Jazz and Martial Arts are These Members’ Passions
One member hosts a weekly radio show while another performs Iaido
By PRACHI PATEl 22 June 2015
Norm Swanberg was an ardent rock ’n’ roll fan when he went to the Newport Jazz Festival in Rhode Island in 1970 to see a jazz-rock band perform. Swanberg [below], then a
junior studying physics at nearby Brown University, in Providence, was hooked.
Jazz quickly became his music of choice. He now channels his love for it as the host of a weekly radio show on KSDS-FM, San Diego’s award-winning jazz station. “The beauty of jazz is in its diversity and the variety among different artists and eras,” he says.
On his two-hour evening show, Swanberg, now an IEEE senior member, mixes music with historical tidbits and interviews with jazz personalities. By day, he designs radio-frequency systems for commercial and military clients through his consulting business, Dome Resonators, in Poway, Calif.
The radio gig began in 1990 when, as a recent transplant to San Diego, he found himself sitting next to a KSDS disc jockey at a jazz piano concert. “It was a happy accident,” he says. “I told him how much I loved his station and wanted to come there and volunteer, and eventually even work there.” The disc jockey advised Swanberg to take radio production classes at the city college, which he did before becoming a radio host.

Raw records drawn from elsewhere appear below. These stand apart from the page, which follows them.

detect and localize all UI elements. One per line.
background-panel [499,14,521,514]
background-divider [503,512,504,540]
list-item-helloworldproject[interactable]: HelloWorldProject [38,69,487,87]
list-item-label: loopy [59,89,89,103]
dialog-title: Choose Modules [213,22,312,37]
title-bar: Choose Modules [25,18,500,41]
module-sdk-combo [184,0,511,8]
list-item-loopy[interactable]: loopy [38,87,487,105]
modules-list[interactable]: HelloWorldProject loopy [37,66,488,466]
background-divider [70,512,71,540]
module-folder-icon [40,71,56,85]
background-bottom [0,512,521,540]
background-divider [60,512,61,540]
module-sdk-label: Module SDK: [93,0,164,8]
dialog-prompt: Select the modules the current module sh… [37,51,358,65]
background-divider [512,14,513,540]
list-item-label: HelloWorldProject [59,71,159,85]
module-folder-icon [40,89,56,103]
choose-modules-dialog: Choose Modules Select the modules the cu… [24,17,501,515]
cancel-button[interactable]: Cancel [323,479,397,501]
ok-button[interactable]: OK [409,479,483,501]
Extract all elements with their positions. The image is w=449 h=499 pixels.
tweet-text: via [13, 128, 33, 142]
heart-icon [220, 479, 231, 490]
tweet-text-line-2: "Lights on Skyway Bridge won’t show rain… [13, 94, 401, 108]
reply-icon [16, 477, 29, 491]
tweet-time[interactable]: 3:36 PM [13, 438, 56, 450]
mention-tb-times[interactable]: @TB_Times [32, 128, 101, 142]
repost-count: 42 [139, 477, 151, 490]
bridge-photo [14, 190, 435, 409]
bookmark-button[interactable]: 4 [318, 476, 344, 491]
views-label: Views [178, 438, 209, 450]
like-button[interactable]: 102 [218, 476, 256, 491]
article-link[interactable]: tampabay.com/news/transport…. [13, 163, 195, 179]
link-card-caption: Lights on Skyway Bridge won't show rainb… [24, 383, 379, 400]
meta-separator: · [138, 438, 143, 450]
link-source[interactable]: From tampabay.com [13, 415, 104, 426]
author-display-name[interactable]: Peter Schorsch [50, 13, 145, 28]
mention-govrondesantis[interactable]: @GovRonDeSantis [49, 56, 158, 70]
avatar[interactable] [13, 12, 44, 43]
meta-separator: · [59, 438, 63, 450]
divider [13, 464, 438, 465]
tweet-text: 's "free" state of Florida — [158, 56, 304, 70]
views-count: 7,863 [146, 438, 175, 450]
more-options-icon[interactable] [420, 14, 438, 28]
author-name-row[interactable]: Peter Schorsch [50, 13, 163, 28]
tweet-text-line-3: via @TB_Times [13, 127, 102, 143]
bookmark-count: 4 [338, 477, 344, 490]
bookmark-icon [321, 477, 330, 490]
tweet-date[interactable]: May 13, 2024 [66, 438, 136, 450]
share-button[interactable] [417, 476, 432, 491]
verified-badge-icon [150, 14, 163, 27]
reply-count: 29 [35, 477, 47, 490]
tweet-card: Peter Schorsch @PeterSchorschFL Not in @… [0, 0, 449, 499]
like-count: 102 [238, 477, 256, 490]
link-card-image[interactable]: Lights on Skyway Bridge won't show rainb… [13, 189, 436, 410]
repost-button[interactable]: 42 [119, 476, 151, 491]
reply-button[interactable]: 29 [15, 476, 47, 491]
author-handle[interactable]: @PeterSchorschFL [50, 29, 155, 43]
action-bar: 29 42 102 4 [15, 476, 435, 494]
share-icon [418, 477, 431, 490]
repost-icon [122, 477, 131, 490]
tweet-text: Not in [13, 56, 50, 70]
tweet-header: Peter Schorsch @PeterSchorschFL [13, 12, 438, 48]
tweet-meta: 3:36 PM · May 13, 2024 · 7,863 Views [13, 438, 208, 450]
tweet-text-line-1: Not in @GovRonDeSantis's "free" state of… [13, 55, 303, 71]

The methodical nature that aids Swanberg’s engineering work also benefits his radio gig. For each show, he creates a spreadsheet on which he lists each song along with its length, the artist’s name, and the albums. He then calculates the timing of each segment so that he can break at the right moment for one of the station’s public service announcements.
He spends about two hours preparing for every show. If he is interviewing an artist, he reads about the person, listens to his or her albums, and prepares questions. In his 25 years as a radio host, Swanberg has met and interviewed many famous jazz musicians, including Dave Brubeck, Diana Krall, and Herbie Hancock.
Working from home for his own company also lets Swanberg sneak in his passion during work hours. “When I’m sitting at my desk doing circuit simulations, I always have jazz in the background,” he says. “If something catches my attention, I put it in my spreadsheet.”
He owns a saxophone but hasn’t had time to play it for more than 20 years. He hopes to change that as retirement inches closer. “These days I play the radio dial,” Swanberg says, chuckling, “but someday I’ll play an instrument again.”